US accepts talks with Iran, backtracks on Trump sanctions claim
Hours after Secretary of State Antony Blinken spoke with his European counterparts, the United States welcomed a proposal to convene talks of all nations that were part of the 2015 Iran nuclear deal.
The EU political director, Enrique Mora, afterward proposed via Twitter an informal meeting of all participants, saying the nuclear accord was at a "critical moment" - ahead of a weekend deadline for Iran to restrict some UN nuclear inspections.
"The United States would accept an invitation from the European Union High Representative to attend a meeting of the P5+1 and Iran to discuss a diplomatic way forward on Iran's nuclear program," State Department spokesman Ned Price said.
The group which sealed the 2015 deal includes the United States and Iran as well as Britain, China, France, Germany and Russia.

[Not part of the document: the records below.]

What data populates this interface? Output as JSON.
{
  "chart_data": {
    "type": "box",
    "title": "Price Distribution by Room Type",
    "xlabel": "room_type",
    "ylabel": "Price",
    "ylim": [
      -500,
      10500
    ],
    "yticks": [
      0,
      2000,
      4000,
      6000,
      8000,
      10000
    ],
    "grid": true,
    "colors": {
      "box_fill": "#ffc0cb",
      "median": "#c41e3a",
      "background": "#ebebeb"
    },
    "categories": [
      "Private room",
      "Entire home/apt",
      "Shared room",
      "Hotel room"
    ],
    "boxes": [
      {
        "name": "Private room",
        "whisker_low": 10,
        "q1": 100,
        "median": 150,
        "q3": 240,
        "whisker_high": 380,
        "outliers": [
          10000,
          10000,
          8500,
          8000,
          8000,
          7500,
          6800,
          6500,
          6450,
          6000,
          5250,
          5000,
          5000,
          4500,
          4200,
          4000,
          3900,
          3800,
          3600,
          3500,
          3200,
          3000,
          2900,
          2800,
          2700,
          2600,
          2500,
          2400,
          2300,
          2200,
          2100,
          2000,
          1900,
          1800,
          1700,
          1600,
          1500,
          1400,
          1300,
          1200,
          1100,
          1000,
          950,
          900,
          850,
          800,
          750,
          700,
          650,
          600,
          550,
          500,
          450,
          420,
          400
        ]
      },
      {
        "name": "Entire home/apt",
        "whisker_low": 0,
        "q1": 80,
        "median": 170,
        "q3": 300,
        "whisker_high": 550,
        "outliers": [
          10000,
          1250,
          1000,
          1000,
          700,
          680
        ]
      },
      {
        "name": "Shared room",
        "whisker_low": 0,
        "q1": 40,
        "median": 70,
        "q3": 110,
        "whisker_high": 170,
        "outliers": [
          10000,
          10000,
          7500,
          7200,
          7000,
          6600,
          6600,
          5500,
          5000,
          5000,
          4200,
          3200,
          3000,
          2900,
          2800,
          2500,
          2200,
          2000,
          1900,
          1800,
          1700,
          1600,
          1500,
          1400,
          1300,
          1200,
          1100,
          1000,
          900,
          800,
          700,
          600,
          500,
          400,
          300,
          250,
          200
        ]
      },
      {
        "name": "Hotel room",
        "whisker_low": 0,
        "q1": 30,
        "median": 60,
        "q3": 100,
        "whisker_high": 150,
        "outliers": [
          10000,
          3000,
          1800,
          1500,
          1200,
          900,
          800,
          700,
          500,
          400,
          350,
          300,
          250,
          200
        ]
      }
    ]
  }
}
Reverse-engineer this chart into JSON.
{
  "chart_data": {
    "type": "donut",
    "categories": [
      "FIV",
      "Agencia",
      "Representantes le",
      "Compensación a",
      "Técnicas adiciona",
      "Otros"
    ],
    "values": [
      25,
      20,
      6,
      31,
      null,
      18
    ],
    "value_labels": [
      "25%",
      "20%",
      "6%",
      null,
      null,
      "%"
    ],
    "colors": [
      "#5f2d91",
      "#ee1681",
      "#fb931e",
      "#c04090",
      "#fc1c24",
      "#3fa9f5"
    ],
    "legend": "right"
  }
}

Former president Trump withdrew from the nuclear accord and instead imposed sweeping sanctions aimed at bringing Iran to its knees.
But President Joe Biden has supported a return to diplomacy, saying that the 2015 accord was effective in reducing Tehran's nuclear program.
It remains to be seen if Iran will also be willing to sit down with the United States.
Iran has insisted that the United States first lift sanctions before it returns to full compliance with the 2015 accord, reversing steps it took in protest against Trump's measures.
In one step Thursday, the Biden administration said it was no longer contending that the United Nations had imposed new sanctions on Iran.
In a letter, the acting US ambassador to the United Nations, Richard Mills, said that sanctions said to be reinstated in August "remain terminated."
Former secretary of state Mike Pompeo had argued that the United States was still technically a participant in the 2015 accord and was triggering UN sanctions for violations.
Even close US allies dismissed the argument and the United Nations said that no such additional sanctions had come into force.